Kris Rusch has an excellent post about life rolls, those moments in your life when one phone call can knock you in the gut and send you to your knees because something huge and bad has happened which puts the writing on hold and changes your life.  I read it at the time, acknowledged it as truth (I’ve had some ongoing affects from work drama over the past few years), and didn’t think much about it.

Then a few days later we started on a saga that was, effectively a life roll.

For me, most of the life rolls I’ve encountered haven’t come from phone calls.  Some have, such as my mother’s final cancer.  The starkest life roll I had was when the husband had his ski accident and I was on the slope above him, looking down to see him clutching at his shoulder and rolling around in pain.  Almost as stark but more drug out were the son’s first struggles with Crohn’s Disease when he was sixteen.  We’ve lived a life of compromise with Crohn’s since then, a whirling circle of compromises with the Remicade treatment protocol and negotiations to make it work.  We’d finally gotten to where he could do the typical Remicade administration, which changed it from a day-long slog to a quick few hour infusion.

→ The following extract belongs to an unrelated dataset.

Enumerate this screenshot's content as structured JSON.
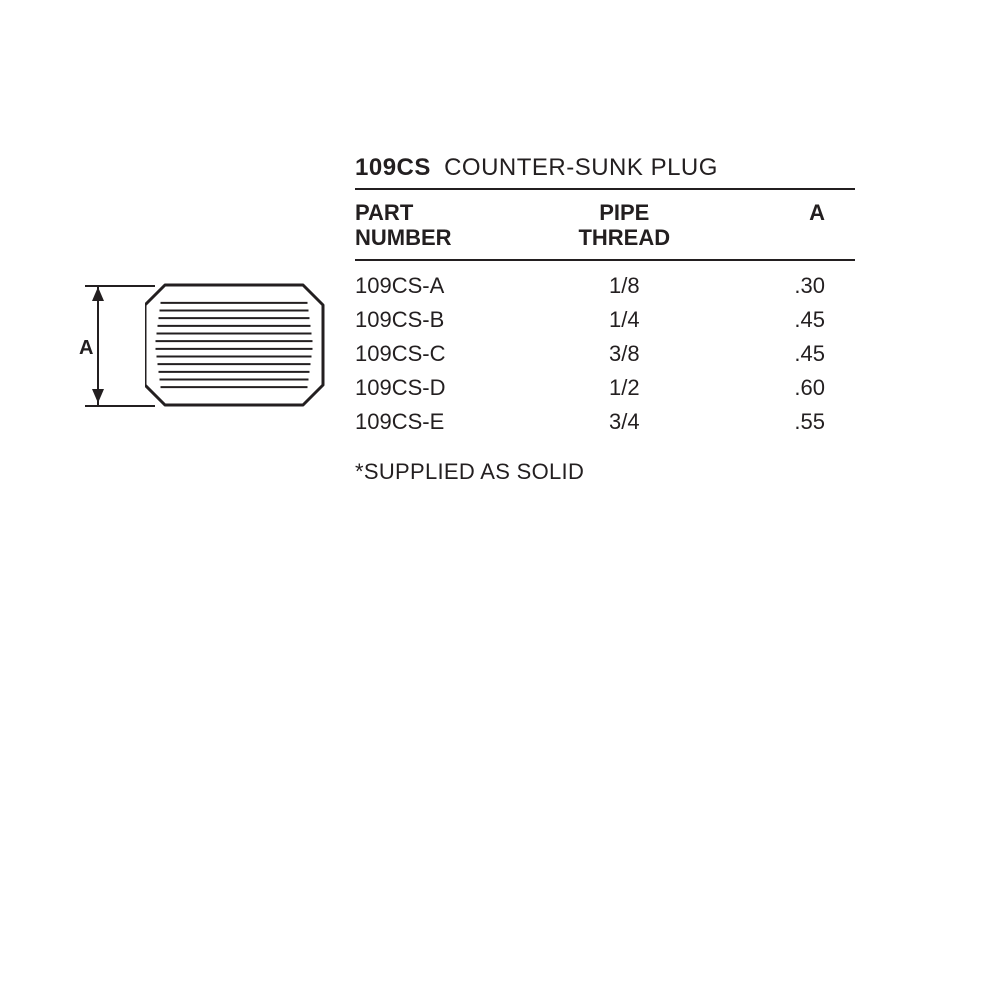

Well, so much for that.  This life roll started with the son (now twenty-five) telling us he couldn’t keep any food down and had abdominal pain.  Went to the ER the first time.  Got meds, came home.  The next evening DH had to take the son to the ER and he ended up being admitted.  That hospitalization lasted several days, but we thought we had a handle on it.

Uh, no.  Five days after that discharge, DS started throwing up as I was getting ready to go to work.  I got that same feeling I’d had on the ski slope watching the DH writhing in pain.  I told him we were going to the ER, called work and told them I’d be there but I didn’t know when, called DH and begged for help, then went to the ER and waited until DH got there, then headed for work.  That ushered in five days of work climaxing with an emergency surgery which turned out to be much more major than we’d thought it was, ending with a really rough hospital recovery that kept DS in the hospital for almost two weeks.  He’s at home now, and recovering well, but, overall, it’s been a really rough four weeks for the three of us.

Long-term impact is that not much writing work has gotten done in those four weeks.  I’ve made some stabs at progress but the worry has shut a lot down.  Meanwhile, work drama has continued apace, and it’s probably been a good thing that I’ve been detached from it.  Still, it’s fed into things.

The brain is starting to stir again.  Nonetheless, it means I’m really behind the eight ball with regard to website updates, with writing, and with getting on with my life.  I hope to be able to move on from here, though, and be back to writing work with a vengeance.

Changes need to be happening and they will be soon.  But still, yikes.  So much to do.